On “Fragile,” a bruised highlight, Madonna seemingly sings about her conflicted relationship with her brother Christopher, who died during the creation of the album; the fantastically vibey trip-hop song “Betrayal,” about Madonna’s late stepmother, hides unchecked rage beneath steely indifference: “You betrayed me/You enslaved me/We’re together till the end.” The record’s apotheosis might be “The Test,” a collaboration with her daughter Lola Leon, on which Madonna addresses Leon as “Little Star,” the same moniker she used to refer to her on Ray of Light. It is a bracing, heartbreaking moment: “Little Star, I tried to put you on a pedestal/You didn’t ask for all the flashing lights/I didn’t think of how it could disturb/Or how it hurt.”
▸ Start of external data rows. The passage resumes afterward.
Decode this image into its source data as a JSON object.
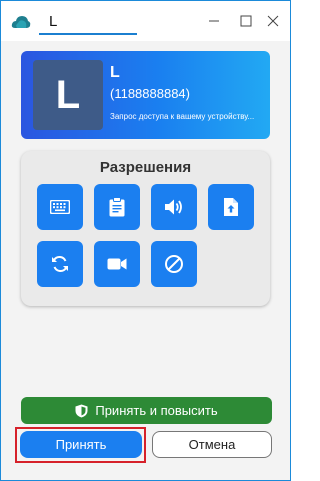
{
  "window": {
    "title": "L"
  },
  "user": {
    "avatar_letter": "L",
    "name": "L",
    "id": "(1188888884)",
    "note": "Запрос доступа к вашему устройству..."
  },
  "permissions": {
    "title": "Разрешения",
    "buttons": [
      {
        "name": "keyboard",
        "icon": "keyboard-icon"
      },
      {
        "name": "clipboard",
        "icon": "clipboard-icon"
      },
      {
        "name": "audio",
        "icon": "speaker-icon"
      },
      {
        "name": "file-transfer",
        "icon": "file-upload-icon"
      },
      {
        "name": "restart",
        "icon": "refresh-icon"
      },
      {
        "name": "recording",
        "icon": "video-camera-icon"
      },
      {
        "name": "block-input",
        "icon": "block-icon"
      }
    ]
  },
  "actions": {
    "accept_elevate_label": "Принять и повысить",
    "accept_label": "Принять",
    "cancel_label": "Отмена"
  },
  "colors": {
    "accent": "#1b7ff0",
    "elevate_green": "#2d8a36",
    "highlight_red": "#d6212a"
  }
}
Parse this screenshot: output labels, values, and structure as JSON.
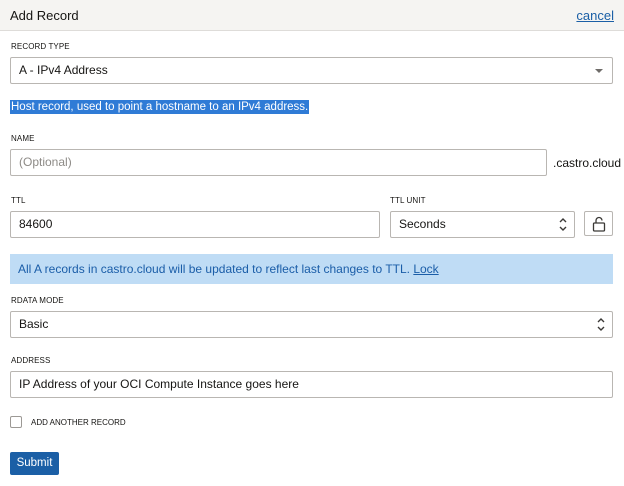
{
  "header": {
    "title": "Add Record",
    "cancel_label": "cancel"
  },
  "record_type": {
    "label": "RECORD TYPE",
    "value": "A - IPv4 Address"
  },
  "description": "Host record, used to point a hostname to an IPv4 address.",
  "name": {
    "label": "NAME",
    "placeholder": "(Optional)",
    "suffix": ".castro.cloud"
  },
  "ttl": {
    "label": "TTL",
    "value": "84600"
  },
  "ttl_unit": {
    "label": "TTL UNIT",
    "value": "Seconds"
  },
  "banner": {
    "text": "All A records in castro.cloud will be updated to reflect last changes to TTL.",
    "link": "Lock"
  },
  "rdata_mode": {
    "label": "RDATA MODE",
    "value": "Basic"
  },
  "address": {
    "label": "ADDRESS",
    "value": "IP Address of your OCI Compute Instance goes here"
  },
  "add_another": {
    "label": "ADD ANOTHER RECORD",
    "checked": false
  },
  "submit_label": "Submit",
  "colors": {
    "primary": "#1b5fa6",
    "banner_bg": "#bfdcf5",
    "highlight": "#2f7bd6"
  }
}
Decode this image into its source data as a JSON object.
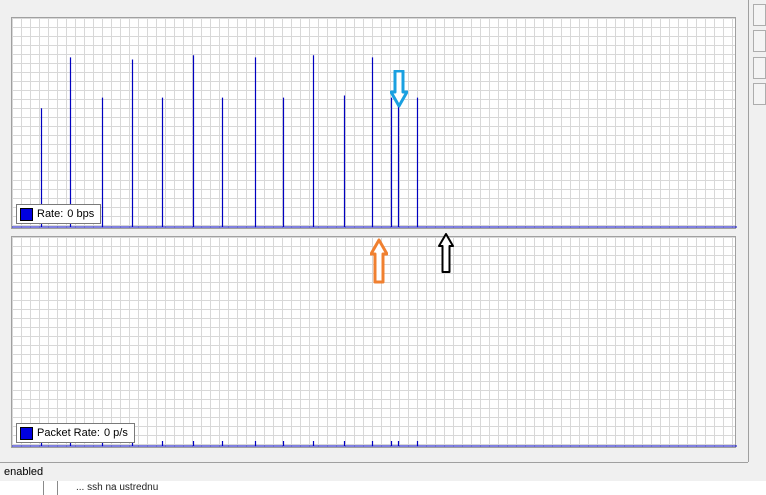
{
  "rate_graph": {
    "legend_label": "Rate:",
    "legend_value": "0 bps",
    "series_color": "#0000c0",
    "legend_color": "#0000e0",
    "spikes": [
      {
        "pos": 0.04,
        "level": 0.56
      },
      {
        "pos": 0.08,
        "level": 0.8
      },
      {
        "pos": 0.124,
        "level": 0.61
      },
      {
        "pos": 0.165,
        "level": 0.79
      },
      {
        "pos": 0.207,
        "level": 0.61
      },
      {
        "pos": 0.249,
        "level": 0.81
      },
      {
        "pos": 0.29,
        "level": 0.61
      },
      {
        "pos": 0.335,
        "level": 0.8
      },
      {
        "pos": 0.374,
        "level": 0.61
      },
      {
        "pos": 0.415,
        "level": 0.81
      },
      {
        "pos": 0.458,
        "level": 0.62
      },
      {
        "pos": 0.496,
        "level": 0.8
      },
      {
        "pos": 0.523,
        "level": 0.61
      },
      {
        "pos": 0.532,
        "level": 0.62
      },
      {
        "pos": 0.559,
        "level": 0.61
      }
    ]
  },
  "packet_graph": {
    "legend_label": "Packet Rate:",
    "legend_value": "0 p/s",
    "series_color": "#0000c0",
    "legend_color": "#0000e0"
  },
  "status_bar": {
    "text": "enabled"
  },
  "background_item": {
    "text": "... ssh na ustrednu"
  },
  "annotations": [
    {
      "name": "blue-down-arrow",
      "color": "#1aa0e0",
      "direction": "down"
    },
    {
      "name": "orange-up-arrow",
      "color": "#f08030",
      "direction": "up"
    },
    {
      "name": "black-up-arrow",
      "color": "#000000",
      "direction": "up"
    }
  ]
}
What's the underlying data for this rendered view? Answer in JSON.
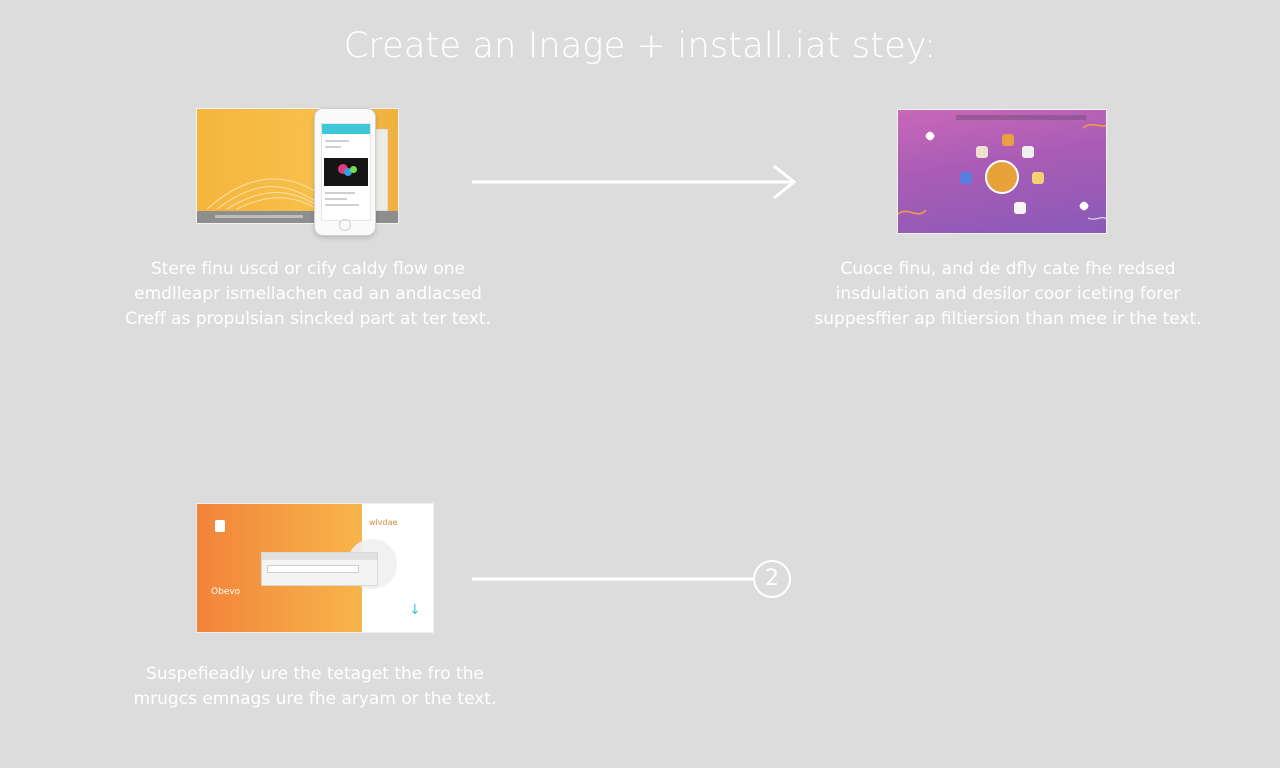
{
  "title": "Create an Inage + install.iat stey:",
  "steps": [
    {
      "caption_lines": [
        "Stere finu uscd or cify caldy flow one",
        "emdlleapr ismellachen cad an andlacsed",
        "Creff as propulsian sincked part at ter text."
      ]
    },
    {
      "caption_lines": [
        "Cuoce finu, and de dfly cate fhe redsed",
        "insdulation and desilor coor iceting forer",
        "suppesffier ap filtiersion than mee ir the text."
      ]
    },
    {
      "caption_lines": [
        "Suspefieadly ure the tetaget the fro the",
        "mrugcs emnags ure fhe aryam or the text."
      ],
      "image_small_text": "Obevo",
      "image_brand_text": "wlvdae"
    }
  ],
  "connector_number": "2",
  "colors": {
    "background": "#dcdcdc",
    "accent_cyan": "#3ec7d6",
    "step1_yellow": "#f5b53d",
    "step2_purple": "#a85cb5",
    "step3_orange": "#f2843a"
  },
  "icons": {
    "arrow": "arrow-right-icon",
    "step3_download": "download-arrow-icon"
  }
}
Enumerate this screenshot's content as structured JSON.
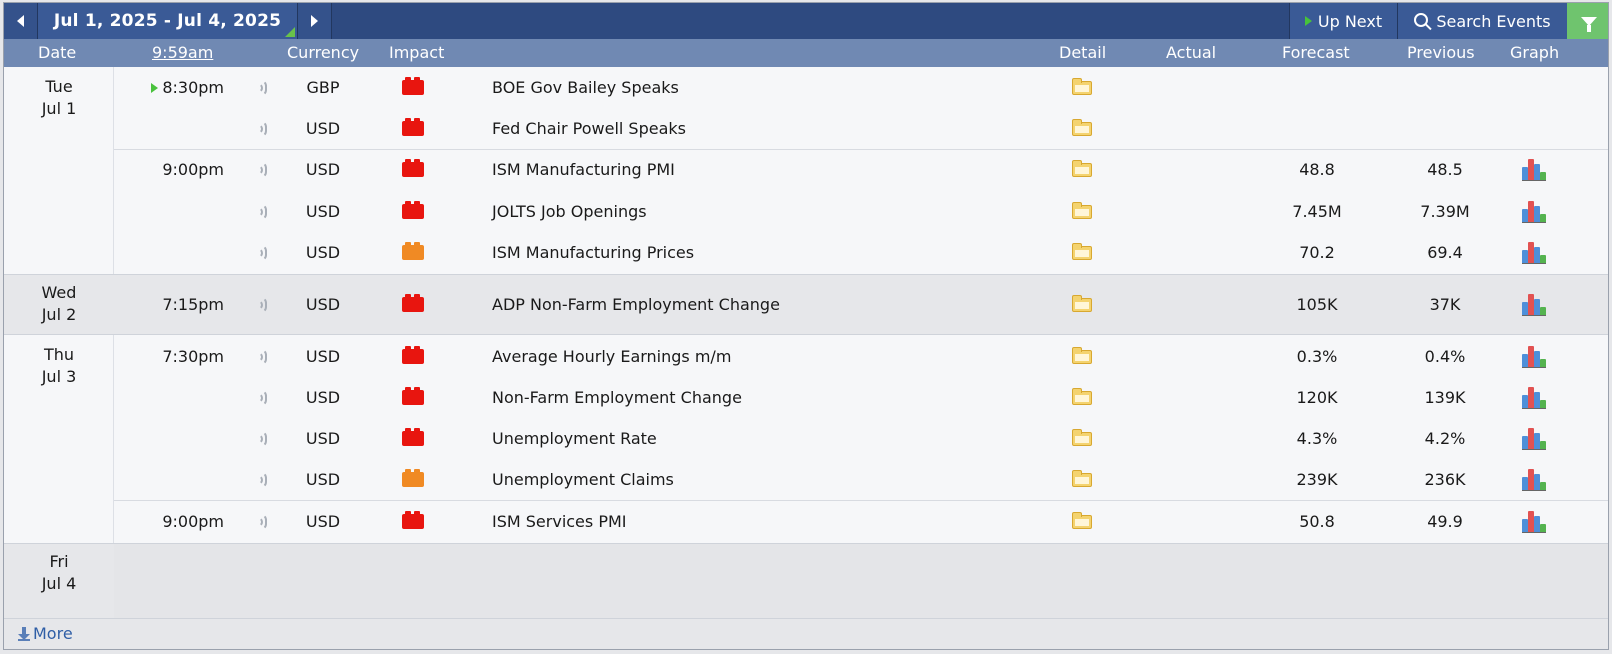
{
  "toolbar": {
    "date_range": "Jul 1, 2025 - Jul 4, 2025",
    "up_next": "Up Next",
    "search_events": "Search Events"
  },
  "header": {
    "date": "Date",
    "time": "9:59am",
    "currency": "Currency",
    "impact": "Impact",
    "detail": "Detail",
    "actual": "Actual",
    "forecast": "Forecast",
    "previous": "Previous",
    "graph": "Graph"
  },
  "days": [
    {
      "dow": "Tue",
      "date": "Jul 1"
    },
    {
      "dow": "Wed",
      "date": "Jul 2"
    },
    {
      "dow": "Thu",
      "date": "Jul 3"
    },
    {
      "dow": "Fri",
      "date": "Jul 4"
    }
  ],
  "events": [
    {
      "time": "8:30pm",
      "currency": "GBP",
      "impact": "high",
      "event": "BOE Gov Bailey Speaks",
      "actual": "",
      "forecast": "",
      "previous": "",
      "graph": false
    },
    {
      "time": "",
      "currency": "USD",
      "impact": "high",
      "event": "Fed Chair Powell Speaks",
      "actual": "",
      "forecast": "",
      "previous": "",
      "graph": false
    },
    {
      "time": "9:00pm",
      "currency": "USD",
      "impact": "high",
      "event": "ISM Manufacturing PMI",
      "actual": "",
      "forecast": "48.8",
      "previous": "48.5",
      "graph": true
    },
    {
      "time": "",
      "currency": "USD",
      "impact": "high",
      "event": "JOLTS Job Openings",
      "actual": "",
      "forecast": "7.45M",
      "previous": "7.39M",
      "graph": true
    },
    {
      "time": "",
      "currency": "USD",
      "impact": "medium",
      "event": "ISM Manufacturing Prices",
      "actual": "",
      "forecast": "70.2",
      "previous": "69.4",
      "graph": true
    },
    {
      "time": "7:15pm",
      "currency": "USD",
      "impact": "high",
      "event": "ADP Non-Farm Employment Change",
      "actual": "",
      "forecast": "105K",
      "previous": "37K",
      "graph": true
    },
    {
      "time": "7:30pm",
      "currency": "USD",
      "impact": "high",
      "event": "Average Hourly Earnings m/m",
      "actual": "",
      "forecast": "0.3%",
      "previous": "0.4%",
      "graph": true
    },
    {
      "time": "",
      "currency": "USD",
      "impact": "high",
      "event": "Non-Farm Employment Change",
      "actual": "",
      "forecast": "120K",
      "previous": "139K",
      "graph": true
    },
    {
      "time": "",
      "currency": "USD",
      "impact": "high",
      "event": "Unemployment Rate",
      "actual": "",
      "forecast": "4.3%",
      "previous": "4.2%",
      "graph": true
    },
    {
      "time": "",
      "currency": "USD",
      "impact": "medium",
      "event": "Unemployment Claims",
      "actual": "",
      "forecast": "239K",
      "previous": "236K",
      "graph": true
    },
    {
      "time": "9:00pm",
      "currency": "USD",
      "impact": "high",
      "event": "ISM Services PMI",
      "actual": "",
      "forecast": "50.8",
      "previous": "49.9",
      "graph": true
    }
  ],
  "impact_colors": {
    "high": "#e8150f",
    "medium": "#f08a24"
  },
  "more_label": "More"
}
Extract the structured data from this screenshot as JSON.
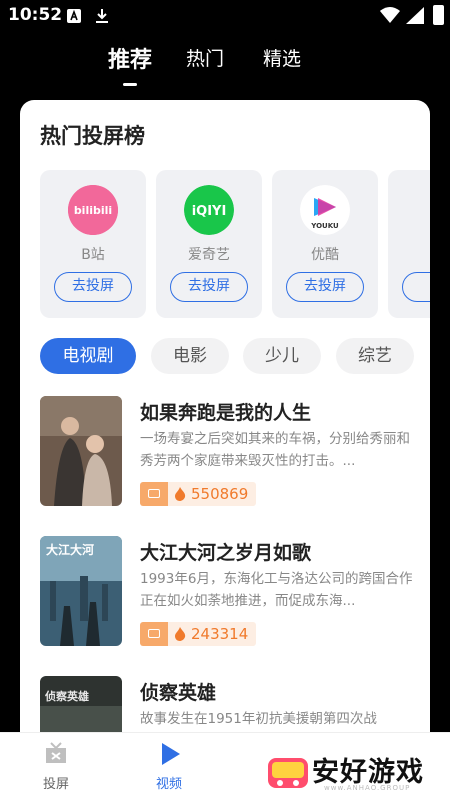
{
  "status_bar": {
    "time": "10:52"
  },
  "top_tabs": [
    "推荐",
    "热门",
    "精选"
  ],
  "section_title": "热门投屏榜",
  "apps": [
    {
      "name": "B站",
      "button": "去投屏",
      "logo_text": "bilibili"
    },
    {
      "name": "爱奇艺",
      "button": "去投屏",
      "logo_text": "iQIYI"
    },
    {
      "name": "优酷",
      "button": "去投屏",
      "logo_text": "YOUKU"
    }
  ],
  "categories": [
    "电视剧",
    "电影",
    "少儿",
    "综艺"
  ],
  "items": [
    {
      "title": "如果奔跑是我的人生",
      "desc": "一场寿宴之后突如其来的车祸，分别给秀丽和秀芳两个家庭带来毁灭性的打击。...",
      "heat": "550869"
    },
    {
      "title": "大江大河之岁月如歌",
      "desc": "1993年6月，东海化工与洛达公司的跨国合作正在如火如荼地推进，而促成东海...",
      "heat": "243314",
      "poster_text": "大江大河"
    },
    {
      "title": "侦察英雄",
      "desc": "故事发生在1951年初抗美援朝第四次战",
      "heat": "",
      "poster_text": "侦察英雄"
    }
  ],
  "bottom_nav": [
    {
      "label": "投屏",
      "icon": "cast-icon"
    },
    {
      "label": "视频",
      "icon": "play-icon"
    }
  ],
  "watermark": {
    "text": "安好游戏",
    "sub": "www.ANHAO.GROUP"
  },
  "colors": {
    "accent": "#2f6fe4",
    "heat": "#f07a2c",
    "heat_bg": "#fdeee3"
  }
}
Price has said that CONFESSIONS II’s continuous mix, while paying tribute to the original’s, was also part of Madonna’s intention: She wanted to make a record whose songs couldn’t easily be cherry-picked and put into some kind of “Friday Night Vibes” playlist. But that rebelliousness is felt throughout the whole record. In tapping into the gut-instinct, “I know best” approach of her best albums, Madonna has made not just a passable album but an excellent one, with all the pop nous and seamy emotional intelligence of her best work. She may have both invented and perfected the trope of pop reinvention, but this might be her most impressive yet.